塩ビコンパウンド㎏39~46円超UP
パイプメーカーが鍵に
銅価が、㌧115万円(11日現在)と異様な高値で推移する情勢下、塩ビ系の石化材料も過去最高または飛び抜けた値上げ幅となった。先週中に塩ビ大手メーカー4社の値上げ打ち出しが出そろい、㎏あたり値上げ幅は40円以上~50円以上になった。塩ビに可塑剤の値上げ分(46円超~51円超)を加算し、㎏あたりの電線用塩ビコンパウンドの価格上昇幅を割り出すと39円~46円となり、コンパウンドメーカーは早晩、同程度の値上げを打ち出す見込み。これにともなってVVF2心×2・6㎜(㎞)で目付換算すると、電線メーカーは3千666円~4千324円の値戻しが必要になりそうだ。
先週中に塩ビ大手メーカー4社(信越化学、大洋塩ビ、カネカ、新第一塩ビ)の値上げ打ち出しが出そろった。㎏あたり値上げ幅は40円以上~50円以上。実施は11月20日~12月1日の納入分から、となった。
値上げに至る事情は、4社ほぼ同じであり、大洋塩ビでは「採算是正」したうえでとし、次のように述べている。
「弊社は、これまで日本国内の顧客に安定的な供給を果たすため、生産設備・人員の合理化など、あらゆる施策を講じてきた。また、今年に入り原燃料価格高騰を背景とした二度の価格修正を実施した。
しかし、昨今の原燃料価格は、さらに騰勢を強めている。また、近年の生産設備の修繕・維持費用および副資材などの諸経費の高騰は、事業収益を大きく圧迫しており、自助努力だけでは事業継続に支障をきたしかねない状況にある。
塩ビ樹脂の国内需要は、昨秋より新型コロナの影響が徐々に払拭され回復基調にある。また、アジア、アメリカをはじめとした海外需要も堅調に推移している。
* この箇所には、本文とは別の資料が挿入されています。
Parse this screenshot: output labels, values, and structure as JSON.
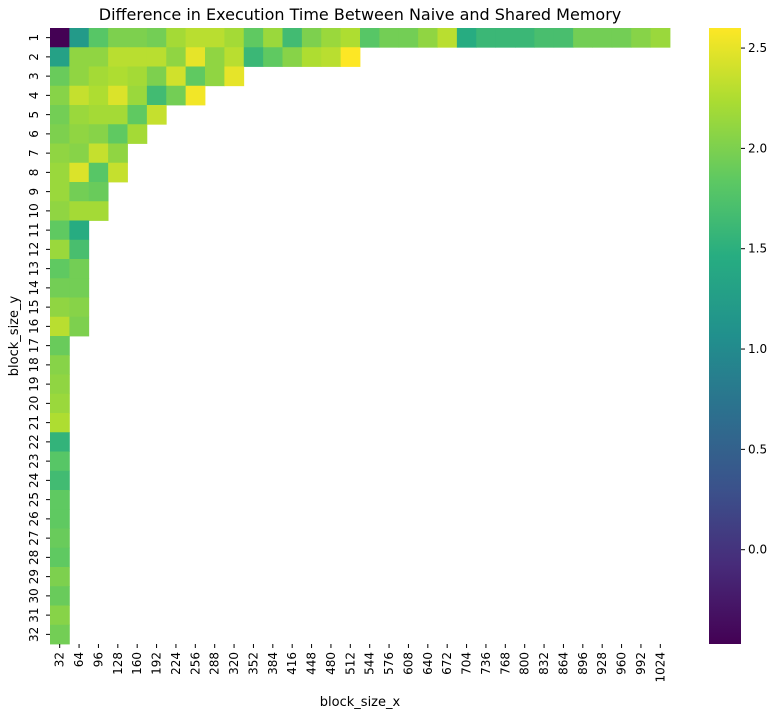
{
  "chart_data": {
    "type": "heatmap",
    "title": "Difference in Execution Time Between Naive and Shared Memory",
    "xlabel": "block_size_x",
    "ylabel": "block_size_y",
    "x_categories": [
      "32",
      "64",
      "96",
      "128",
      "160",
      "192",
      "224",
      "256",
      "288",
      "320",
      "352",
      "384",
      "416",
      "448",
      "480",
      "512",
      "544",
      "576",
      "608",
      "640",
      "672",
      "704",
      "736",
      "768",
      "800",
      "832",
      "864",
      "896",
      "928",
      "960",
      "992",
      "1024"
    ],
    "y_categories": [
      "1",
      "2",
      "3",
      "4",
      "5",
      "6",
      "7",
      "8",
      "9",
      "10",
      "11",
      "12",
      "13",
      "14",
      "15",
      "16",
      "17",
      "18",
      "19",
      "20",
      "21",
      "22",
      "23",
      "24",
      "25",
      "26",
      "27",
      "28",
      "29",
      "30",
      "31",
      "32"
    ],
    "values": [
      [
        -0.47,
        1.2,
        1.8,
        2.0,
        2.0,
        1.95,
        2.2,
        2.3,
        2.3,
        2.2,
        1.85,
        2.15,
        1.65,
        2.0,
        2.15,
        2.25,
        1.8,
        1.95,
        1.95,
        2.1,
        2.3,
        1.45,
        1.6,
        1.6,
        1.6,
        1.7,
        1.7,
        1.95,
        1.95,
        1.95,
        2.05,
        2.15
      ],
      [
        1.3,
        2.1,
        2.1,
        2.3,
        2.3,
        2.3,
        2.1,
        2.5,
        2.1,
        2.3,
        1.6,
        1.85,
        2.05,
        2.25,
        2.3,
        2.6,
        null,
        null,
        null,
        null,
        null,
        null,
        null,
        null,
        null,
        null,
        null,
        null,
        null,
        null,
        null,
        null
      ],
      [
        1.9,
        2.1,
        2.2,
        2.25,
        2.2,
        2.0,
        2.4,
        1.85,
        2.1,
        2.5,
        null,
        null,
        null,
        null,
        null,
        null,
        null,
        null,
        null,
        null,
        null,
        null,
        null,
        null,
        null,
        null,
        null,
        null,
        null,
        null,
        null,
        null
      ],
      [
        2.05,
        2.35,
        2.25,
        2.45,
        2.15,
        1.65,
        1.95,
        2.55,
        null,
        null,
        null,
        null,
        null,
        null,
        null,
        null,
        null,
        null,
        null,
        null,
        null,
        null,
        null,
        null,
        null,
        null,
        null,
        null,
        null,
        null,
        null,
        null
      ],
      [
        1.95,
        2.15,
        2.2,
        2.2,
        1.85,
        2.35,
        null,
        null,
        null,
        null,
        null,
        null,
        null,
        null,
        null,
        null,
        null,
        null,
        null,
        null,
        null,
        null,
        null,
        null,
        null,
        null,
        null,
        null,
        null,
        null,
        null,
        null
      ],
      [
        2.0,
        2.1,
        2.05,
        1.85,
        2.2,
        null,
        null,
        null,
        null,
        null,
        null,
        null,
        null,
        null,
        null,
        null,
        null,
        null,
        null,
        null,
        null,
        null,
        null,
        null,
        null,
        null,
        null,
        null,
        null,
        null,
        null,
        null
      ],
      [
        2.1,
        2.05,
        2.35,
        2.1,
        null,
        null,
        null,
        null,
        null,
        null,
        null,
        null,
        null,
        null,
        null,
        null,
        null,
        null,
        null,
        null,
        null,
        null,
        null,
        null,
        null,
        null,
        null,
        null,
        null,
        null,
        null,
        null
      ],
      [
        2.15,
        2.45,
        1.8,
        2.35,
        null,
        null,
        null,
        null,
        null,
        null,
        null,
        null,
        null,
        null,
        null,
        null,
        null,
        null,
        null,
        null,
        null,
        null,
        null,
        null,
        null,
        null,
        null,
        null,
        null,
        null,
        null,
        null
      ],
      [
        2.15,
        1.95,
        1.9,
        null,
        null,
        null,
        null,
        null,
        null,
        null,
        null,
        null,
        null,
        null,
        null,
        null,
        null,
        null,
        null,
        null,
        null,
        null,
        null,
        null,
        null,
        null,
        null,
        null,
        null,
        null,
        null,
        null
      ],
      [
        2.1,
        2.2,
        2.2,
        null,
        null,
        null,
        null,
        null,
        null,
        null,
        null,
        null,
        null,
        null,
        null,
        null,
        null,
        null,
        null,
        null,
        null,
        null,
        null,
        null,
        null,
        null,
        null,
        null,
        null,
        null,
        null,
        null
      ],
      [
        1.85,
        1.45,
        null,
        null,
        null,
        null,
        null,
        null,
        null,
        null,
        null,
        null,
        null,
        null,
        null,
        null,
        null,
        null,
        null,
        null,
        null,
        null,
        null,
        null,
        null,
        null,
        null,
        null,
        null,
        null,
        null,
        null
      ],
      [
        2.15,
        1.7,
        null,
        null,
        null,
        null,
        null,
        null,
        null,
        null,
        null,
        null,
        null,
        null,
        null,
        null,
        null,
        null,
        null,
        null,
        null,
        null,
        null,
        null,
        null,
        null,
        null,
        null,
        null,
        null,
        null,
        null
      ],
      [
        1.85,
        1.95,
        null,
        null,
        null,
        null,
        null,
        null,
        null,
        null,
        null,
        null,
        null,
        null,
        null,
        null,
        null,
        null,
        null,
        null,
        null,
        null,
        null,
        null,
        null,
        null,
        null,
        null,
        null,
        null,
        null,
        null
      ],
      [
        1.95,
        1.95,
        null,
        null,
        null,
        null,
        null,
        null,
        null,
        null,
        null,
        null,
        null,
        null,
        null,
        null,
        null,
        null,
        null,
        null,
        null,
        null,
        null,
        null,
        null,
        null,
        null,
        null,
        null,
        null,
        null,
        null
      ],
      [
        2.1,
        2.05,
        null,
        null,
        null,
        null,
        null,
        null,
        null,
        null,
        null,
        null,
        null,
        null,
        null,
        null,
        null,
        null,
        null,
        null,
        null,
        null,
        null,
        null,
        null,
        null,
        null,
        null,
        null,
        null,
        null,
        null
      ],
      [
        2.3,
        2.0,
        null,
        null,
        null,
        null,
        null,
        null,
        null,
        null,
        null,
        null,
        null,
        null,
        null,
        null,
        null,
        null,
        null,
        null,
        null,
        null,
        null,
        null,
        null,
        null,
        null,
        null,
        null,
        null,
        null,
        null
      ],
      [
        1.9,
        null,
        null,
        null,
        null,
        null,
        null,
        null,
        null,
        null,
        null,
        null,
        null,
        null,
        null,
        null,
        null,
        null,
        null,
        null,
        null,
        null,
        null,
        null,
        null,
        null,
        null,
        null,
        null,
        null,
        null,
        null
      ],
      [
        2.05,
        null,
        null,
        null,
        null,
        null,
        null,
        null,
        null,
        null,
        null,
        null,
        null,
        null,
        null,
        null,
        null,
        null,
        null,
        null,
        null,
        null,
        null,
        null,
        null,
        null,
        null,
        null,
        null,
        null,
        null,
        null
      ],
      [
        2.1,
        null,
        null,
        null,
        null,
        null,
        null,
        null,
        null,
        null,
        null,
        null,
        null,
        null,
        null,
        null,
        null,
        null,
        null,
        null,
        null,
        null,
        null,
        null,
        null,
        null,
        null,
        null,
        null,
        null,
        null,
        null
      ],
      [
        2.15,
        null,
        null,
        null,
        null,
        null,
        null,
        null,
        null,
        null,
        null,
        null,
        null,
        null,
        null,
        null,
        null,
        null,
        null,
        null,
        null,
        null,
        null,
        null,
        null,
        null,
        null,
        null,
        null,
        null,
        null,
        null
      ],
      [
        2.25,
        null,
        null,
        null,
        null,
        null,
        null,
        null,
        null,
        null,
        null,
        null,
        null,
        null,
        null,
        null,
        null,
        null,
        null,
        null,
        null,
        null,
        null,
        null,
        null,
        null,
        null,
        null,
        null,
        null,
        null,
        null
      ],
      [
        1.55,
        null,
        null,
        null,
        null,
        null,
        null,
        null,
        null,
        null,
        null,
        null,
        null,
        null,
        null,
        null,
        null,
        null,
        null,
        null,
        null,
        null,
        null,
        null,
        null,
        null,
        null,
        null,
        null,
        null,
        null,
        null
      ],
      [
        1.8,
        null,
        null,
        null,
        null,
        null,
        null,
        null,
        null,
        null,
        null,
        null,
        null,
        null,
        null,
        null,
        null,
        null,
        null,
        null,
        null,
        null,
        null,
        null,
        null,
        null,
        null,
        null,
        null,
        null,
        null,
        null
      ],
      [
        1.65,
        null,
        null,
        null,
        null,
        null,
        null,
        null,
        null,
        null,
        null,
        null,
        null,
        null,
        null,
        null,
        null,
        null,
        null,
        null,
        null,
        null,
        null,
        null,
        null,
        null,
        null,
        null,
        null,
        null,
        null,
        null
      ],
      [
        1.85,
        null,
        null,
        null,
        null,
        null,
        null,
        null,
        null,
        null,
        null,
        null,
        null,
        null,
        null,
        null,
        null,
        null,
        null,
        null,
        null,
        null,
        null,
        null,
        null,
        null,
        null,
        null,
        null,
        null,
        null,
        null
      ],
      [
        1.85,
        null,
        null,
        null,
        null,
        null,
        null,
        null,
        null,
        null,
        null,
        null,
        null,
        null,
        null,
        null,
        null,
        null,
        null,
        null,
        null,
        null,
        null,
        null,
        null,
        null,
        null,
        null,
        null,
        null,
        null,
        null
      ],
      [
        1.9,
        null,
        null,
        null,
        null,
        null,
        null,
        null,
        null,
        null,
        null,
        null,
        null,
        null,
        null,
        null,
        null,
        null,
        null,
        null,
        null,
        null,
        null,
        null,
        null,
        null,
        null,
        null,
        null,
        null,
        null,
        null
      ],
      [
        1.85,
        null,
        null,
        null,
        null,
        null,
        null,
        null,
        null,
        null,
        null,
        null,
        null,
        null,
        null,
        null,
        null,
        null,
        null,
        null,
        null,
        null,
        null,
        null,
        null,
        null,
        null,
        null,
        null,
        null,
        null,
        null
      ],
      [
        2.0,
        null,
        null,
        null,
        null,
        null,
        null,
        null,
        null,
        null,
        null,
        null,
        null,
        null,
        null,
        null,
        null,
        null,
        null,
        null,
        null,
        null,
        null,
        null,
        null,
        null,
        null,
        null,
        null,
        null,
        null,
        null
      ],
      [
        1.9,
        null,
        null,
        null,
        null,
        null,
        null,
        null,
        null,
        null,
        null,
        null,
        null,
        null,
        null,
        null,
        null,
        null,
        null,
        null,
        null,
        null,
        null,
        null,
        null,
        null,
        null,
        null,
        null,
        null,
        null,
        null
      ],
      [
        2.05,
        null,
        null,
        null,
        null,
        null,
        null,
        null,
        null,
        null,
        null,
        null,
        null,
        null,
        null,
        null,
        null,
        null,
        null,
        null,
        null,
        null,
        null,
        null,
        null,
        null,
        null,
        null,
        null,
        null,
        null,
        null
      ],
      [
        1.95,
        null,
        null,
        null,
        null,
        null,
        null,
        null,
        null,
        null,
        null,
        null,
        null,
        null,
        null,
        null,
        null,
        null,
        null,
        null,
        null,
        null,
        null,
        null,
        null,
        null,
        null,
        null,
        null,
        null,
        null,
        null
      ]
    ],
    "colorbar": {
      "colormap": "viridis",
      "vmin": -0.47,
      "vmax": 2.6,
      "ticks": [
        0.0,
        0.5,
        1.0,
        1.5,
        2.0,
        2.5
      ],
      "tick_labels": [
        "0.0",
        "0.5",
        "1.0",
        "1.5",
        "2.0",
        "2.5"
      ]
    },
    "grid": false,
    "missing_cells": "blank (upper-triangular product limit)"
  }
}
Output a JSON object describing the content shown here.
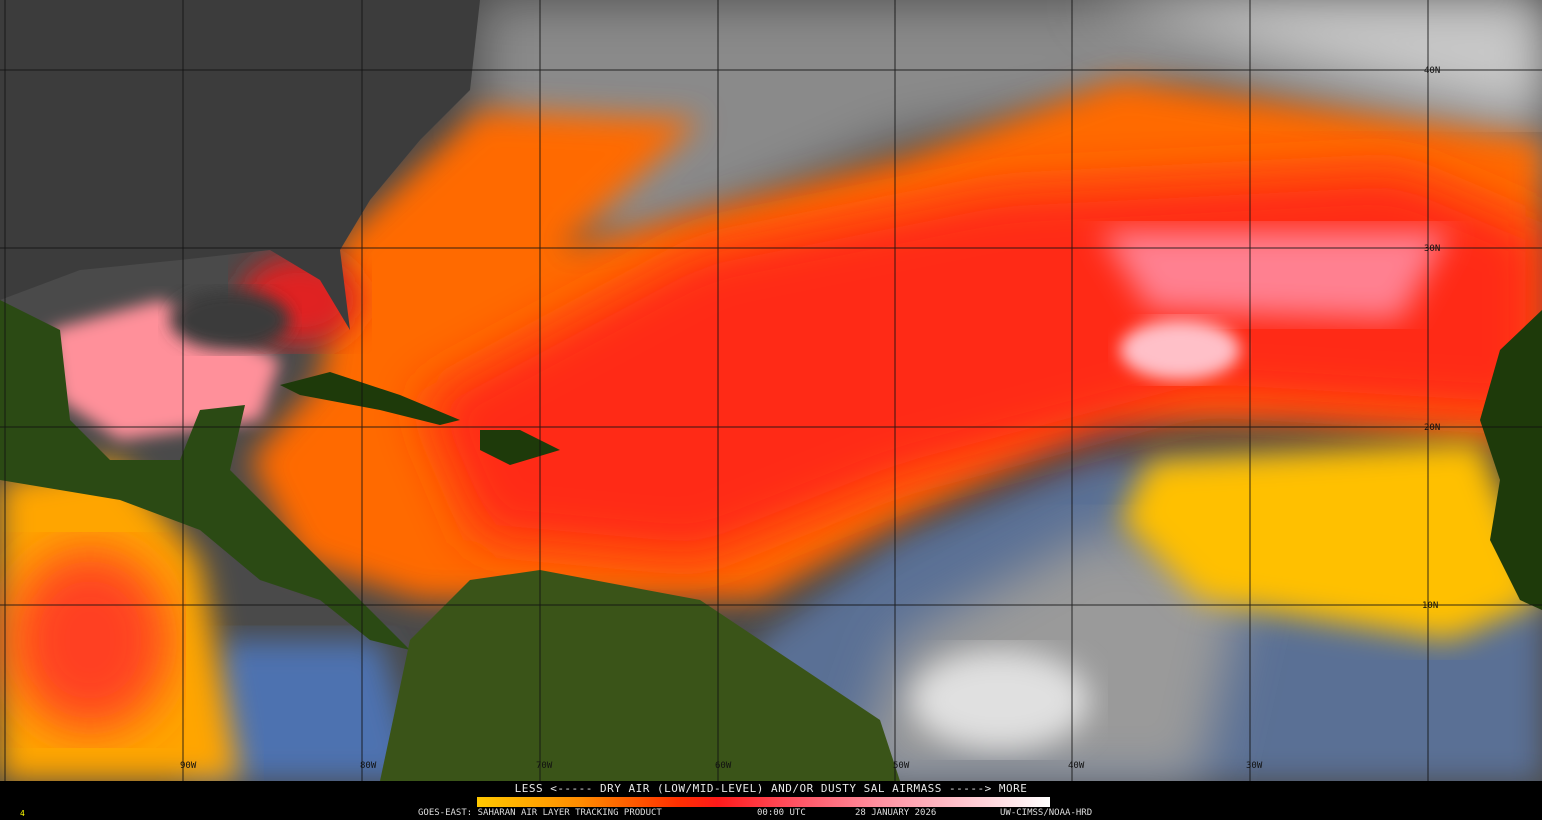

日本を含むアジア域内の需給バランスも逼迫した基調が継続している結果、海外市況は歴史的高値圏で推移している。
この状況下、今後とも日本国内での安定供給を継続するため、今回の値上げを決めた」
一方、既報のように、可塑剤大手メーカー3社(ジェイ・プラス、シージーエスター、新日本理化)は10月中に値上げを打ち出した。電線用途に主に用いるグレードの㎏あたり値上げ幅は、46円以上~51円以上。実施は11月1日~11月10日の納入分から、となった。
今回の分を含めた今年に入ってからの値上げ回数は、塩ビ樹脂が3回目、可塑剤は企業によって異なり3回目か、あるいは4回目になる。一年中値上げ交渉を行っている状態に近い。それだけ採算性が厳しくなったり、原料や市況価格が上がったりしている。
塩ビや可塑剤メーカーの担当者らによると、「今回ほど値上げ額が、大きいのは、自分がこの部署に就いてから、初めての経験。また、先輩担当者達に伺っても、過去最高の値上がりかもしれない」という。
コンパウンド/㎏ 39~46円値上げか
可塑剤と塩ビの値上げ打ち出し分を合算して、㎏あたりの電線用塩ビコンパウンドの値上げ上昇幅を計算すると、39円~46円になる。同程度の値上げを、塩ビ系コンパウンドメーカーは早晩、打ち出す見通し。
ただ、通常の値上げシナリオから想定すると、塩ビの最需要家であるパイプメーカーとの値上げ交渉が決着してから、コンパウンドや直練り電線メーカーとの塩ビ値上げ交渉が本格的に動き出すことになる。従って、コンパウンドの値上げ打ち出し時期は、12月に入ってからになるとみられる。可塑剤、塩ビ、コンパウンドにしても、値上げ幅が通常のケースの2、3倍になっているため、短期交渉になる見通し。それだけコスト負担が大きいことが背景になっている。
㎏あたり塩ビコンパウンドが39円以上~46円以上アップすれば、VVF2心×2・6㎜(㎞)で目付換算すると、3千666円~4千324円コスト高になる。たとえ銅価が㌧110万円台で高止まりする情勢でも、元来薄利な電線メーカーにとっては、塩ビコンパウンドのコスト高に見合った適切な値戻しが、当然必要になりそうだ。